Do you understand that Firebird does not store data in "data files", like
Paradox, Access, MySQL, etc. do? A Firebird database is one logical file
whose content is controlled by the database engine. As more data is added,
the engine asks the operating system for more disk space. It manages this
disk space as "pages". The operating system doesn't recognise "pages".

The size of a page is determined by the page size you specified when you
created the database. If you did not specify it, the default page size is
4 Kb. The engine asks for more pages as it needs them. It never gives
them back. Space left by deleted records and blobs will be released for
re-use once the engine has completed its garbage collection.

When the engine gets a new page, it is "just a page". Then, depending on
what the page is used for, it is assigned a page type - pointer page, data
page, index page, etc. The data belonging to a blob is stored on a "blob
page" - usually - although very small blobs may actually be stored on the
record's data page. Assume, though, that your 40~100 Kb picture blobs are
stored on blob pages.

A data page can (potentially) store multiple records. The data record
itself stores a Blob ID only, a pointer to the first page where the blob
data is stored.

Blob pages never store data for multiple blobs. So, taking a 73 Kb blob,
it will need 19 pages (76 Kb), since the first 72 Kb will need 18 pages and
the engine must store the last 1Kb on a new page. (In fact, these numbers
are not exactly like this, since each page uses some bytes for its header
data...)

Once a page has been assigned a page type, it remains as that type of page,
even after its data has been deleted. So, after garbage collection, an
empty blob page becomes available for use in storing another
blob. Likewise, an empty data page becomes available for storing another
record.

You can read all about the different page types here:

http://www.ibphoenix.com/main.nfs?a=ibphoenix&page=ibp_expert2

However, the crucial thing here is garbage collection, because of
Firebird's multi-generational architecture. When a client updates a
record, the engine stores both the old and the new version. Until the new
version of the record is committed, both versions are active. The
transaction that updated the record works with the new version, while all
other transactions continue to see the old one. After the client commits
the new version, a "delta copy" of the old record persists in the system
until the automatic garbage collection deletes it and releases the space.
The same preservation occurs when you delete a record and commit it.

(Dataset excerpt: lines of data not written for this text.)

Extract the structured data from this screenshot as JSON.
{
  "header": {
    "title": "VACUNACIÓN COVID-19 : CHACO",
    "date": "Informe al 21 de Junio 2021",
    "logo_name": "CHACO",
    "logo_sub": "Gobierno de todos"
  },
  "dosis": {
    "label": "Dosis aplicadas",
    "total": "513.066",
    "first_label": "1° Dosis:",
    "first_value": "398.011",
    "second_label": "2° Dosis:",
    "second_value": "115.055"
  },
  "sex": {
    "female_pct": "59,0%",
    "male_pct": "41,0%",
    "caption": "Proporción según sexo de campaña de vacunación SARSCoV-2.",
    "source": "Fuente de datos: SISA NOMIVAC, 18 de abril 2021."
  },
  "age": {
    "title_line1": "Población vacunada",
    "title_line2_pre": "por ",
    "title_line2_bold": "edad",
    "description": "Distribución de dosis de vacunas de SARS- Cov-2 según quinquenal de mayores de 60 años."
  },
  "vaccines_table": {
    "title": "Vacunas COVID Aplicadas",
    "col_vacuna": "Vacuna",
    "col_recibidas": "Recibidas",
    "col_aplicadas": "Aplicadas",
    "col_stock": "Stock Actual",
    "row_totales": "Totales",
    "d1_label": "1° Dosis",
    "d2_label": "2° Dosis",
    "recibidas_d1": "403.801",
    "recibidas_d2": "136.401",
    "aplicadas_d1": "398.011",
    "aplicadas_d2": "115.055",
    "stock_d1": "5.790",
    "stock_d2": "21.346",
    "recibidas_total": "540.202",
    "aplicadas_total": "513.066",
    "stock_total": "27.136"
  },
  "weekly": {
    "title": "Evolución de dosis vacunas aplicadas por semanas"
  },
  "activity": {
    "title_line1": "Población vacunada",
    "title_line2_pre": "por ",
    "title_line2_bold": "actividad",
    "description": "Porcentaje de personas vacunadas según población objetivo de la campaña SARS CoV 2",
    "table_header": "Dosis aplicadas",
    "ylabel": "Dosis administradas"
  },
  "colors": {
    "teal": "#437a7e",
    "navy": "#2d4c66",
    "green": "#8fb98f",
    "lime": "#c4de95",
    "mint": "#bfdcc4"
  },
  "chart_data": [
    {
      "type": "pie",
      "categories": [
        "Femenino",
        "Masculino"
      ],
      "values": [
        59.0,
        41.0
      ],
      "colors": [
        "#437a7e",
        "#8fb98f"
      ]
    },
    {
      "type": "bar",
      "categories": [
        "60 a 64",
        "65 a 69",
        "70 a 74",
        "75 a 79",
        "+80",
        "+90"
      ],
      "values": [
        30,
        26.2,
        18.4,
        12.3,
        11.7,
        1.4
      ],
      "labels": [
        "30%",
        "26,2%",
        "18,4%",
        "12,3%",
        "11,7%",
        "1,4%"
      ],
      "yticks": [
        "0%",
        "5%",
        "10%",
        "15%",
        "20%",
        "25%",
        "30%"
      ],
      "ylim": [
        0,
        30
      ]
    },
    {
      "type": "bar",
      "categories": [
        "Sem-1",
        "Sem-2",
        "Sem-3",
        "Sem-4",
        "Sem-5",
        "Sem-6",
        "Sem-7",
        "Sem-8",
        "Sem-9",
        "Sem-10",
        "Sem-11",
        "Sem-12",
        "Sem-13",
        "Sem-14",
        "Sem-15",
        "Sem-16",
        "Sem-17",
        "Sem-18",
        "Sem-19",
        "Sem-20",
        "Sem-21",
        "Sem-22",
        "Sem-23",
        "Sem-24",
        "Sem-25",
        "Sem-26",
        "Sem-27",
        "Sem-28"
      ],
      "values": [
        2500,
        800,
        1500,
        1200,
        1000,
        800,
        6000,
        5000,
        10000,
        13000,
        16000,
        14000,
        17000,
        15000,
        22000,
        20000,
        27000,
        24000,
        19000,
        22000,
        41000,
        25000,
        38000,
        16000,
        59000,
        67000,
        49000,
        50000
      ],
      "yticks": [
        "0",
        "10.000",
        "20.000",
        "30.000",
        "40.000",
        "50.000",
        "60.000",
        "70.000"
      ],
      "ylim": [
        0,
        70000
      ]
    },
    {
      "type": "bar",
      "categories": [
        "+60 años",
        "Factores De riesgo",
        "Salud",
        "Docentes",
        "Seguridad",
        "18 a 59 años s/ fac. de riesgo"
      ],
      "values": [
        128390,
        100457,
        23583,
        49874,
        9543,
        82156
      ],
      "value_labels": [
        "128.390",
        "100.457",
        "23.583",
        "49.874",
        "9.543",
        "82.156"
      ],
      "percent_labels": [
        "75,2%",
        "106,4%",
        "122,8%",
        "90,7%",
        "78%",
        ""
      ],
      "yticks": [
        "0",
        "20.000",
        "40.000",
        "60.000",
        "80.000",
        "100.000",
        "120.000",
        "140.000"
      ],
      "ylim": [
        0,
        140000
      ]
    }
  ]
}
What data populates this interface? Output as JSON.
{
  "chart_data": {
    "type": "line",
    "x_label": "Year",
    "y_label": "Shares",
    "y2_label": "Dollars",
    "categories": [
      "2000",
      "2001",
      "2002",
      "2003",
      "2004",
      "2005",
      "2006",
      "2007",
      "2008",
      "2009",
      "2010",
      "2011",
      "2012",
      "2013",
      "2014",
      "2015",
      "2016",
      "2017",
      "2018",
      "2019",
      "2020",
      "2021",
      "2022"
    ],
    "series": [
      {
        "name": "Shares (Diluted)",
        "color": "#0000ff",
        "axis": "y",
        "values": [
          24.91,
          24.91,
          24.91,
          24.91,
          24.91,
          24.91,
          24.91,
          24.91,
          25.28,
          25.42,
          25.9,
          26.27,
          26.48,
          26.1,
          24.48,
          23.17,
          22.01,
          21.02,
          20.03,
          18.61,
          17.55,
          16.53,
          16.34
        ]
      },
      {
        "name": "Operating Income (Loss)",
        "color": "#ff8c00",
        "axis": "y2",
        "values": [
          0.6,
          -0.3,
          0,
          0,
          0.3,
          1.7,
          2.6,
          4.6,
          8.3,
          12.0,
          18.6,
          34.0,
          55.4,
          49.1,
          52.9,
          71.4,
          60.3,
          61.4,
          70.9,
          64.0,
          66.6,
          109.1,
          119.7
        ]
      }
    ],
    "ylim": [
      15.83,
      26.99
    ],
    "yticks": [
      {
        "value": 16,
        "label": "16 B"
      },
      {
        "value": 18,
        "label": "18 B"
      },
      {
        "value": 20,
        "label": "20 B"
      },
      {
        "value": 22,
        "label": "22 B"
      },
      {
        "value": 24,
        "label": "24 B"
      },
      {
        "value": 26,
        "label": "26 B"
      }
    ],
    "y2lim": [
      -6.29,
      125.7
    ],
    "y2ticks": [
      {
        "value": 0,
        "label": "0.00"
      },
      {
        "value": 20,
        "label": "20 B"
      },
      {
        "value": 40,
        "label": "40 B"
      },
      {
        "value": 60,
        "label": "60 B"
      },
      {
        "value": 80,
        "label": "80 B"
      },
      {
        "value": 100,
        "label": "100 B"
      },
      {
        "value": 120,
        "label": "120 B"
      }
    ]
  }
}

Garbage collection cannot clean up and free these old versions if there is
any uncommitted transaction anywhere that is still interested in the old
version. There are some undesirable programming practices around that
cause old record versions to remain "interesting" unnecessarily for long
periods and to resist garbage collection, sometimes indefinitely. As well
as keeping that unused disk space unavailable for storing new data, it can
have some really bad effects on resource usage. These problems won't be
solved unless the programmer addresses them.

There is no "compact" operation that you can do on a Firebird database
because, unlike Access, etc., which are file-base data stores, there is no
correlation between a record and a physical file location that is known to
the operating system's file system. If you have a database file that grows
extraordinarily because ineffective transaction management by client
applications, or even because of users who end their database sessions by
hitting the "Off" switch, you will accumulate garbage that may never be
collected. To "compact" such a database requires a backup and restore.

I'll add some comments about storing blobs in databases in another posting.

./heLen